Roushdi is optimistic the culture will change the way it thinks about abortion. “It’s only going to get better. My generation can make a huge difference and actually make some changes,” she said.
Participating in the March for Life can change people’s attitudes, Staley said. “The transformation definitely takes place,” Staley said. “A lot of teens go because they hear its cool. But to be in the march and see seminarians praying the rosary on your right and a woman on your left carrying a sign that says ‘I am a product of a rape conception and I love my life,’ their hearts are transformed. Their understanding of why life is so important is totally changed.

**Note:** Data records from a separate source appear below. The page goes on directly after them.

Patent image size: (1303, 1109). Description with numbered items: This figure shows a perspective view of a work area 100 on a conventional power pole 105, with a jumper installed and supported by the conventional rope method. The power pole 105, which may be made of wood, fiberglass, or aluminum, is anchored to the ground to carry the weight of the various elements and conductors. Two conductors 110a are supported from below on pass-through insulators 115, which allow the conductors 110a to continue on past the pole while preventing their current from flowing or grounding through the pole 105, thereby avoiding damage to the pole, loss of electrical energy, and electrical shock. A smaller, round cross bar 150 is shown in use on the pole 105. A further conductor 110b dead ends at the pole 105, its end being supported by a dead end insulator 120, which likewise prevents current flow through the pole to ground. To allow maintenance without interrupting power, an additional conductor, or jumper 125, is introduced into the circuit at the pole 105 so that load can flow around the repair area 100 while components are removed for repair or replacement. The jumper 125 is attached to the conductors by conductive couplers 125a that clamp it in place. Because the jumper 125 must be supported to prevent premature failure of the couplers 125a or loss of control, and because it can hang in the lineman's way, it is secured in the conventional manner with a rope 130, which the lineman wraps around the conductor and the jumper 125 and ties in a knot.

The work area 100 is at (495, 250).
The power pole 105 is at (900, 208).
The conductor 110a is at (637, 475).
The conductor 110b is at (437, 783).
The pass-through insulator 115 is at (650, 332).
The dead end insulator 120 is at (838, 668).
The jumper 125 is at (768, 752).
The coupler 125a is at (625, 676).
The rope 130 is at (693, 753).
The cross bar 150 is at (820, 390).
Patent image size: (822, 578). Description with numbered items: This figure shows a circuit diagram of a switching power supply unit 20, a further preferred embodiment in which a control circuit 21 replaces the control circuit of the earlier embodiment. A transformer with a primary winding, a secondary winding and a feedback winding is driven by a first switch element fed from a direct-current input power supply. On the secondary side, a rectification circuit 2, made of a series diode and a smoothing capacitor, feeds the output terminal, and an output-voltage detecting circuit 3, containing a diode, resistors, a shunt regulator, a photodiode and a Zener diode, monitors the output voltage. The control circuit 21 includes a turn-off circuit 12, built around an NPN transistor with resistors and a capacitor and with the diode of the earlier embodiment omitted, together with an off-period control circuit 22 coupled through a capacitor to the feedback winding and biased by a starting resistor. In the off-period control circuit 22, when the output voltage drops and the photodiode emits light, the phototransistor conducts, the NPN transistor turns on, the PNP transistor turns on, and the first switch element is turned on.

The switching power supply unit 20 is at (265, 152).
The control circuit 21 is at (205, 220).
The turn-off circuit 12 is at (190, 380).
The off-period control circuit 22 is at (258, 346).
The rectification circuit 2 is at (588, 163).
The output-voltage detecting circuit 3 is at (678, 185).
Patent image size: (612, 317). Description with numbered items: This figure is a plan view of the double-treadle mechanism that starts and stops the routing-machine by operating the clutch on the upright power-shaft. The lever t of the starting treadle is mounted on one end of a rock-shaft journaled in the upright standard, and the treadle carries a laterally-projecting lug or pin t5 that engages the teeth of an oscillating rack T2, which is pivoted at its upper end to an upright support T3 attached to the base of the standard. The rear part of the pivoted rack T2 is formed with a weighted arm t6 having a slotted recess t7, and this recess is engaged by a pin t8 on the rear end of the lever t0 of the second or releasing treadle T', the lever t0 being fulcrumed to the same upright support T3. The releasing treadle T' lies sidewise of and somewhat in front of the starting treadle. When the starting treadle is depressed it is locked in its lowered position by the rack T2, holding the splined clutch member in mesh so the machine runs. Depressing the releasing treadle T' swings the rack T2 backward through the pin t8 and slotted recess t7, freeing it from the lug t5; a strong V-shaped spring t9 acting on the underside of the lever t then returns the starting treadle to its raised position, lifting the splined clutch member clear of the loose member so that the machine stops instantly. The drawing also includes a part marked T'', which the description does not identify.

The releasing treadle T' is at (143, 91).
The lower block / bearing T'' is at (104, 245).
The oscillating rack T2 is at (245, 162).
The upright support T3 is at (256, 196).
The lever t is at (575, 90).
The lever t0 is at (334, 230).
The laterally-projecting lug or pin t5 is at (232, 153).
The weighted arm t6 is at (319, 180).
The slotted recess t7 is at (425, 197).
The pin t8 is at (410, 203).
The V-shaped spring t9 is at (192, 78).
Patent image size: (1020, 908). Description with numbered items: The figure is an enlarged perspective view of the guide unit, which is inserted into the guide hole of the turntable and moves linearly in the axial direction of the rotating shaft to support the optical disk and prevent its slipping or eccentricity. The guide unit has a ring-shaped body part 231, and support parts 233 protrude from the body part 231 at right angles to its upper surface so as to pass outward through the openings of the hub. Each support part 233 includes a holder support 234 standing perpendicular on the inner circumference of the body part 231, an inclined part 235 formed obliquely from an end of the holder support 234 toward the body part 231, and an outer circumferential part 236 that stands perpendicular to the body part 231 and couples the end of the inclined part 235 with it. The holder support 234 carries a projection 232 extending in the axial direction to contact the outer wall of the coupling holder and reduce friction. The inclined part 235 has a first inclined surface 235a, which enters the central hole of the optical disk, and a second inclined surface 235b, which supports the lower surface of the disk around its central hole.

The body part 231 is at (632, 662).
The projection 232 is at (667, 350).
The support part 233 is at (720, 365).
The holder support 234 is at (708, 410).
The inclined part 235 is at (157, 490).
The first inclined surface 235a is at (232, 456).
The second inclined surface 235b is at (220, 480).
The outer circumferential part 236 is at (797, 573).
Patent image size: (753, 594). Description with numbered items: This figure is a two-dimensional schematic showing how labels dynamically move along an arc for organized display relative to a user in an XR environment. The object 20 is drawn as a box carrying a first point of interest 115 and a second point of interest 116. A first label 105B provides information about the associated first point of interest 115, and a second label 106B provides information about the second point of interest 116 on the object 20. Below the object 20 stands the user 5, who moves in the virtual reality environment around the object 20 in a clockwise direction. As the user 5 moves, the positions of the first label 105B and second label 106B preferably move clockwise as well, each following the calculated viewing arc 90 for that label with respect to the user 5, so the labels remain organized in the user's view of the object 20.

“I think it’s something that surprises them,” Staley added. “It’s not something they planned for.”
The youth and their chaperones from the Diocese of Nashville and the Diocese of Knoxville pose on the front steps of the Basilica of the National Shrine of the Immaculate Conception after morning Mass on Friday, Jan. 23, 2015. The group from Nashville are the left two sections of the steps and the group from Knoxville are on the right. They were in Washington, DC to take part in the annual March for Life held on the anniversary of the Roe v. Wade decision by the supreme court which legalized abortion. The walk was on January 22.